宇宙ビジネススタートアップのSpace BD(東京都中央区)は2026年5月11日、宇宙産業人材実践型育成プログラム「HURDLES(ハードルズ)」を和歌山県立田辺工業高等学校に導入すると発表した。和歌山県が公募した令和8年度予算事業「成長産業を支える人材育成事業」を受託し、高校3年生を対象とした課題研究授業の一環として実施する。大学や企業向けに展開してきた「HURDLES」を高校に導入する初事例となる。

和歌山県立田辺工業高校の教員と、Space BDの社員たち

同校が位置する紀南地域は民間小型ロケット発射場(スペースポート)が位置し、宇宙との結びつきが深い土地柄だ。今回の事業は単年度のカリキュラム提供に留まらず、2026年度以降も同校教員が継続して同様の教育を実践できるよう、授業の計画・実行ノウハウを共有する。

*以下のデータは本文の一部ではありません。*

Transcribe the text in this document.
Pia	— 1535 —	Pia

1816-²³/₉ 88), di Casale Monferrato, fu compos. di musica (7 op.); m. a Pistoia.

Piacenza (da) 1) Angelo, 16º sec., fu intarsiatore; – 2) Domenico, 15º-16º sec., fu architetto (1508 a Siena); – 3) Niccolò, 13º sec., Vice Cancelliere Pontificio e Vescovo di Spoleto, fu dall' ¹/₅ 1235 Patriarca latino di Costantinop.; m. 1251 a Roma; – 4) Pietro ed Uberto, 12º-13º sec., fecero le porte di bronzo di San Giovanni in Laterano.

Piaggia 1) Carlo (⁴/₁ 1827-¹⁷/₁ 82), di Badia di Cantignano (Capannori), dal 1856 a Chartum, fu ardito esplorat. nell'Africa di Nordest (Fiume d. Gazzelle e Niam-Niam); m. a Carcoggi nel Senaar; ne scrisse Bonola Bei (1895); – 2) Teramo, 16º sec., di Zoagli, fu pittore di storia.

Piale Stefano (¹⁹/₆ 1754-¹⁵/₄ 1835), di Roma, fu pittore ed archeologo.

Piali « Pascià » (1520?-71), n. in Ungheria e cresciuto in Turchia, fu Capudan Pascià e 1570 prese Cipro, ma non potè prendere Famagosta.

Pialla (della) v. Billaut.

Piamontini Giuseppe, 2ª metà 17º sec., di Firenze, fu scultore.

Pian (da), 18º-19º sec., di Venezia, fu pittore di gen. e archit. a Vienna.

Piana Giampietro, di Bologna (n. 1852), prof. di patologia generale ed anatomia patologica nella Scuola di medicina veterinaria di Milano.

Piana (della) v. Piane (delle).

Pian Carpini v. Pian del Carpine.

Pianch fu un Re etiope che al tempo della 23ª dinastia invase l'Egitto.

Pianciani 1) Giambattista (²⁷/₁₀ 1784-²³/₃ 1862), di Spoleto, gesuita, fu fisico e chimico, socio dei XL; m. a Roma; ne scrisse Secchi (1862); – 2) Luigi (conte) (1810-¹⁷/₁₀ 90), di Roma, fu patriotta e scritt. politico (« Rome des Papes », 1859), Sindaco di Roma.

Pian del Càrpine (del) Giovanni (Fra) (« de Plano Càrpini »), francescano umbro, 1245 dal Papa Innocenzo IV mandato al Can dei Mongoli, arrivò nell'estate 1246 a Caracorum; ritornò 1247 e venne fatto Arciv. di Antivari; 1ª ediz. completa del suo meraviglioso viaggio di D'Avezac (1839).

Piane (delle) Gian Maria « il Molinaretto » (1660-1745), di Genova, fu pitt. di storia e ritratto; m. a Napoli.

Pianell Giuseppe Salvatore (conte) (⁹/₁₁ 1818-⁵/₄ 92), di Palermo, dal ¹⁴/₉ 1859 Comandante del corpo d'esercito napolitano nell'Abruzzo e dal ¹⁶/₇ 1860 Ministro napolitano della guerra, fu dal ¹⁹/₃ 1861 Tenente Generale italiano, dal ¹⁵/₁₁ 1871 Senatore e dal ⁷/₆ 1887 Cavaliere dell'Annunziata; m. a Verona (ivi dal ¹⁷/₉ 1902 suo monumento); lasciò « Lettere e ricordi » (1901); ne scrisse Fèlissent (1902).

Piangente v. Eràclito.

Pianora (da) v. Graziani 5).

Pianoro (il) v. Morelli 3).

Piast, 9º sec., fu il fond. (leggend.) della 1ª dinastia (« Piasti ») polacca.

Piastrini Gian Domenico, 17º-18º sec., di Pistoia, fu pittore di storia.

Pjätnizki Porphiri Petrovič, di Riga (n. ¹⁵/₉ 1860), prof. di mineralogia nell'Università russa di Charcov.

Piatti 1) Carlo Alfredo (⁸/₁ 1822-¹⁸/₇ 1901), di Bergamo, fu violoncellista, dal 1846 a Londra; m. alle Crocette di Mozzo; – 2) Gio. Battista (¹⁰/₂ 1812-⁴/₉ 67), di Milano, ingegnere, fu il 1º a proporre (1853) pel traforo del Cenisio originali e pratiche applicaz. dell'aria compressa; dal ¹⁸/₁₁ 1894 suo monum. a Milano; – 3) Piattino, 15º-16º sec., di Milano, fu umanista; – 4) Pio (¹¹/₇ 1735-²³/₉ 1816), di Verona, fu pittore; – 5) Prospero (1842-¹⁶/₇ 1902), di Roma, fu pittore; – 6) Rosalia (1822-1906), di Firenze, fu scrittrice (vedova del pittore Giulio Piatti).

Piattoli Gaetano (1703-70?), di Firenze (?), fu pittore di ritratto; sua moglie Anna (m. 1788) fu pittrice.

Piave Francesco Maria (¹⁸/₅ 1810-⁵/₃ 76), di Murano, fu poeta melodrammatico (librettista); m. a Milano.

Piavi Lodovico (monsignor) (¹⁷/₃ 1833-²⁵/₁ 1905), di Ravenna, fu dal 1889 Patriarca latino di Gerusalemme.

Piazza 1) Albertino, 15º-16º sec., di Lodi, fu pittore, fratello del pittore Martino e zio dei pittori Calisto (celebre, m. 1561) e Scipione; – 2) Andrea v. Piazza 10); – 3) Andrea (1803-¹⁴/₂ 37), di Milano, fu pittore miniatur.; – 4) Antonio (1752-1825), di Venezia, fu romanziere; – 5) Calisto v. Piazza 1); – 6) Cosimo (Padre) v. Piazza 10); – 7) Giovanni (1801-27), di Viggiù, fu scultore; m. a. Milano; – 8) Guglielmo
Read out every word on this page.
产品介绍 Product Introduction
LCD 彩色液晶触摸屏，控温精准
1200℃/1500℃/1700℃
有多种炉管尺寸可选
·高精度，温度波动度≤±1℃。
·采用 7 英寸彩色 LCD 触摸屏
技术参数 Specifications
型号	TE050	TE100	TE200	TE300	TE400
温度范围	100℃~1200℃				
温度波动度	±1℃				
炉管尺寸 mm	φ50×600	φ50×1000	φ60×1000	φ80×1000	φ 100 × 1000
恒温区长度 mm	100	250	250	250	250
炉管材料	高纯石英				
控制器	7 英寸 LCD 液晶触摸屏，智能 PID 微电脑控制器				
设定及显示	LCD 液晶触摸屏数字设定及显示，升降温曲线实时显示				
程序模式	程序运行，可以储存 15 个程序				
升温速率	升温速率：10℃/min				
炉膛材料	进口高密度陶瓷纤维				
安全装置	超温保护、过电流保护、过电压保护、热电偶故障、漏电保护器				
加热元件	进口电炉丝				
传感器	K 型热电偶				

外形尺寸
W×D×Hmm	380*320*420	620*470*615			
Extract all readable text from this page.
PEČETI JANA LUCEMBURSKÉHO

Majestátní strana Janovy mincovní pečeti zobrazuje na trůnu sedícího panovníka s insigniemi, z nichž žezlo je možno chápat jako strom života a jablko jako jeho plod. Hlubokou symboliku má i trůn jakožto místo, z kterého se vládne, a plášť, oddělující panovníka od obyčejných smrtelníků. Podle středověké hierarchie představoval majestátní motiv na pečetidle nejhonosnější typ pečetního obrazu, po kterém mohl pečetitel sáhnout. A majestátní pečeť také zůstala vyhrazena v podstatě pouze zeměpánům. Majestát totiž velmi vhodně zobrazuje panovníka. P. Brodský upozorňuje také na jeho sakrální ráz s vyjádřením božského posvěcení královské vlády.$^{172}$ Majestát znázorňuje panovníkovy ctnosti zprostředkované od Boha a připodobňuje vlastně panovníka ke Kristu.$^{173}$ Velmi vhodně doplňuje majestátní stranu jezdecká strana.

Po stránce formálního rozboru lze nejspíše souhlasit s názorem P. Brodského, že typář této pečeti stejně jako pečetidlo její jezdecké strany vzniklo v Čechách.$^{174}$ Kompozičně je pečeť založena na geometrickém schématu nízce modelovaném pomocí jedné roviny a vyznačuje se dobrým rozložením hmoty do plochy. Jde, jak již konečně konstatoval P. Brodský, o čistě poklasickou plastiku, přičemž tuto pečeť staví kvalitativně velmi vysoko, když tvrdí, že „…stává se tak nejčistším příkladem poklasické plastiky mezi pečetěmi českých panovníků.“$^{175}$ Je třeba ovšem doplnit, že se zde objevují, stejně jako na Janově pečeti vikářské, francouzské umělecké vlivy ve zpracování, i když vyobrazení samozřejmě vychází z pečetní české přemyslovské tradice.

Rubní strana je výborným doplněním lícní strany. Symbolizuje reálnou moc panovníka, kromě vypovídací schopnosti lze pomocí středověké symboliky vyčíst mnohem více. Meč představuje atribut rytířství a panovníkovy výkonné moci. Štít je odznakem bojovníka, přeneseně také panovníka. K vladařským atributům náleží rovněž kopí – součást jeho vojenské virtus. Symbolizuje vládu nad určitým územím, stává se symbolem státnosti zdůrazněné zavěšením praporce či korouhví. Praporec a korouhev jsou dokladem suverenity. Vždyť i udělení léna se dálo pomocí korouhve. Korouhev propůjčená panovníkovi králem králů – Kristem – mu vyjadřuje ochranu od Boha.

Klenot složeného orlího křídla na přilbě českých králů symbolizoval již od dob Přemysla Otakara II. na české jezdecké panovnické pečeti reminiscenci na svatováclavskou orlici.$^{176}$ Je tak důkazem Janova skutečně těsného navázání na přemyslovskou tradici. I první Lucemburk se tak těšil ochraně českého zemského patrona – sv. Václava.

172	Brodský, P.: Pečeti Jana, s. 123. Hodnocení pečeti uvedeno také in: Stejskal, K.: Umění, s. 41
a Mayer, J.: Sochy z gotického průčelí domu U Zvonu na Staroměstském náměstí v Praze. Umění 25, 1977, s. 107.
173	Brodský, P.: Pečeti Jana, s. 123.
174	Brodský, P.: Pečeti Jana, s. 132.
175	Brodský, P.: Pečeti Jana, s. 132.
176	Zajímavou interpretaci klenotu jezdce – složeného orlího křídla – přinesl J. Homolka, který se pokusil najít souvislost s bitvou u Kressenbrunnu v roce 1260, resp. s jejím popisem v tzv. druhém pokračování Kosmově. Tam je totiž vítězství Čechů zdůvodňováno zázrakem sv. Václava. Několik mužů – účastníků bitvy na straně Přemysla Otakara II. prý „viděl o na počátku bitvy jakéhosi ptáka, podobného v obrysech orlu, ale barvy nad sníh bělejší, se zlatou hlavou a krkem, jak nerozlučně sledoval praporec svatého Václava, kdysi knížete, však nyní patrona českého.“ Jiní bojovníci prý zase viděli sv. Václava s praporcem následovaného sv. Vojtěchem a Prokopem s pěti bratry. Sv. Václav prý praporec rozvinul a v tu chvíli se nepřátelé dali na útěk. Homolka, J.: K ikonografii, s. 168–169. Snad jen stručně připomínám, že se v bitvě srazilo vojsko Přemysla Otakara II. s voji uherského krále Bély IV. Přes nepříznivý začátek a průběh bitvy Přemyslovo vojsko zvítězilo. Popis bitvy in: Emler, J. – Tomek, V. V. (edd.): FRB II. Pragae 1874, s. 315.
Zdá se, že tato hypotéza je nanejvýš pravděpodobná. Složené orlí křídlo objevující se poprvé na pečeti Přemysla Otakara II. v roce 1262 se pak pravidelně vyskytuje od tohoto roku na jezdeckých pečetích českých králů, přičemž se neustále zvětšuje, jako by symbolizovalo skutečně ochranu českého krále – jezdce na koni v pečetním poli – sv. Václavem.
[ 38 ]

地域に宇宙教育を定着させることで、産業を支える人材が輩出され続ける環境を整備することを目標にしている。

カリキュラムは超小型人工衛星の設計・製造・試験を題材とした実践教育で、ミッション定義から衛星システムアーキテクチャ設計、機能試験・評価、最終成果報告までを段階的に学ぶ。未知の領域に挑むための技術力と「プロジェクト推進力」を養うことが狙いで、田辺工業高は「機械・電気電子・情報システムの3科が学科の枠を超えて『協働』し、本校の新たな教育モデル構築を目指す」とコメントしている。

Space BDは2017年の創業以来、宇宙への豊富な輸送手段の提供とともに国際宇宙ステーション(ISS)をはじめとする宇宙空間の利活用において、ビジネスプランの検討からエンジニアリング部門による技術的な運用支援までをワンストップで提供してきた。宇宙を活用した官民の事業化支援・事業変革、教育分野などでの事業を展開しており、2026年1月時点で衛星取り扱い数100件超、620を超える宇宙空間での実験実績がある。